ISLAMABAD, Pakistan — A larger number of young Pakistanis believe the country should be governed by Islamic law or military rule rather than function as a democracy, according to a survey released Wednesday, weeks before historic national elections.
Pakistan is scheduled to hold parliamentary elections May 11 — the first transition between democratically elected governments in a country that has experienced three military coups and constant political instability since its creation in 1947. Parliament’s ability to complete its five-year term has been hailed as a significant achievement.
But a survey by the British Council found that young Pakistanis — between the ages of 18 and 29 — have grown more pessimistic about the future as the country has struggled with a weak economy, high inflation, pervasive energy shortages, and a deadly Taliban insurgency.
About 94 percent of those surveyed said the country is going in the wrong direction, compared with 86 percent in 2009. Fewer than a quarter said democracy has benefited themselves or their families.
Only 29 percent of young Pakistanis surveyed said democracy is the best political system for the country.
‘‘Look at this government that just completed its term. What did it give to people?’’ said Waseem Qureshi, a 24-year-old call center worker. ‘‘You keep looting national wealth, and you tell us to bear with it because it’s democracy.’’
Many Pakistanis have an extremely low opinion of the country’s politicians, whom they often view as more interested in earning money through corruption than dealing with problems.

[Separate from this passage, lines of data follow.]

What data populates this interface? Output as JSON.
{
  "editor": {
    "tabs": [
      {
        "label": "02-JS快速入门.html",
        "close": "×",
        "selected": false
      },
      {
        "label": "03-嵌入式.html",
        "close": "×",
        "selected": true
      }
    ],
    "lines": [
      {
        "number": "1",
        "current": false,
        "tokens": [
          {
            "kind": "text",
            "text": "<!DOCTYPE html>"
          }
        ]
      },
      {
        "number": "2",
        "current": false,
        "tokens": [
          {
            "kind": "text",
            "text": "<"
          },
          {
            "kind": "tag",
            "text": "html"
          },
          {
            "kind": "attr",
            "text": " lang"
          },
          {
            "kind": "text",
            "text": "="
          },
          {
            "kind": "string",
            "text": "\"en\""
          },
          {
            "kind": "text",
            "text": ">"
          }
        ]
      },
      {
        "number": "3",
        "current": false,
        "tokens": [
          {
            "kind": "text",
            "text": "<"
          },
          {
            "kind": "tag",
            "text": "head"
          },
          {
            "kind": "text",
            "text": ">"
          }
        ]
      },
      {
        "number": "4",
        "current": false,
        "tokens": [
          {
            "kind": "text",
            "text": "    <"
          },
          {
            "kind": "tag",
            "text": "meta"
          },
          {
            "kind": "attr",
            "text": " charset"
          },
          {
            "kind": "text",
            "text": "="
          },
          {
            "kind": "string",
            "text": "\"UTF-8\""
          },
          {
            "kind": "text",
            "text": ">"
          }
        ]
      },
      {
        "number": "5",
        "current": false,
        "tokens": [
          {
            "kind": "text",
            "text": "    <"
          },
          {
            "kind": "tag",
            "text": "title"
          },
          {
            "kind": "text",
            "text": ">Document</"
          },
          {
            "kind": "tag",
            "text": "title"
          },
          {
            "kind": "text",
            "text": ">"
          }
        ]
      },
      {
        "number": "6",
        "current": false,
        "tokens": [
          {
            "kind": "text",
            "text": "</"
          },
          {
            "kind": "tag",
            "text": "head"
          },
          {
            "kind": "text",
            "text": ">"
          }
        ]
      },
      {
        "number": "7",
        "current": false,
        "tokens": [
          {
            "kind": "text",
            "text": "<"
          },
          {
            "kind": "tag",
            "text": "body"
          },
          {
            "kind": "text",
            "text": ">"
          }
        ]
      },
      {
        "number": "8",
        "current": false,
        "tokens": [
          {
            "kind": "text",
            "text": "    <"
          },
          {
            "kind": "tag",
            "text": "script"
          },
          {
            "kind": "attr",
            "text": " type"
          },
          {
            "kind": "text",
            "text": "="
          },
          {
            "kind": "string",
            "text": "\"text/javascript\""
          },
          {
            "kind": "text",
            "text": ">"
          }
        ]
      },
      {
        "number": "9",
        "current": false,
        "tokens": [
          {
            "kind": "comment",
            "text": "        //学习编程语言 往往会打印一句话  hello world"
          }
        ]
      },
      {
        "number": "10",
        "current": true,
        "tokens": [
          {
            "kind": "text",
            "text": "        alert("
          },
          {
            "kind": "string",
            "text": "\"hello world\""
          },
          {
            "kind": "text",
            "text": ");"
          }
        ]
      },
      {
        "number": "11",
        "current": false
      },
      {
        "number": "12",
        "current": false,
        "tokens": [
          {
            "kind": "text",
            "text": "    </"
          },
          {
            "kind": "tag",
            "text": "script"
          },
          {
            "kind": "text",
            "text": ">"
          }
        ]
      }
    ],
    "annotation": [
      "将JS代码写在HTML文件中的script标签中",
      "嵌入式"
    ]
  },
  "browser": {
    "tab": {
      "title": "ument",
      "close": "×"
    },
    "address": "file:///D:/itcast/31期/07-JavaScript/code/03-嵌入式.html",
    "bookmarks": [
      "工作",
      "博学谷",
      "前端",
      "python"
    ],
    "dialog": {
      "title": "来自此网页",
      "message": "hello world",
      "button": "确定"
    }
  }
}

Qureshi said Islamic law, or Shariah, would be better suited for Pakistan. About 38 percent of young Pakistanis polled agreed with him, a reflection of the deeply held religious views of many young people in the majority Muslim country.
Military rule also came out ahead of democracy, with 32 percent support, despite the turbulent history of the army’s toppling civilian governments in coups. The survey found that the army enjoys much higher levels of support among people, 77 percent, than the civilian government, 14 percent.
‘‘Military rule is better than democracy, at least compared to what we have experienced in recent times,’’ said Uzair Bashir, a 20-year-old university student in Karachi.
He cited the era of General Pervez Musharraf, who seized power in a coup in 1999, left Pakistan in self-imposed exile in 2008, and recently returned to run in elections. ‘‘During his rule youngsters had job opportunities, security was far better than today, economic conditions were good, and there was less inflation,’’ Bashir said.
The three forms of government were offered as distinct choices, although in theory Islamic law could be implemented in conjunction with either democracy or military rule.
Despite the poll results, Pakistan’s bulging youth population could influence the upcoming election. More than 30 percent of registered voters are between the ages of 18 and 29, and many will be voting for the first time, the report said.
Many young Pakistanis have been drawn to former cricket star-turned-politician Imran Khan, who has railed against the traditional political parties as bastions of corruption. His message has hit a chord, especially among the urban middle class, but the question is whether he can motivate young people to vote.
About 60 percent of young people polled plan to vote, while another 10 percent said they could still be persuaded to turn out.
High inflation, unemployment, and poverty are three of the most important issues for young Pakistanis; one in 10 are in s stable job. Many are concerned about education, health care, terrorism, corruption, and energy and water shortages.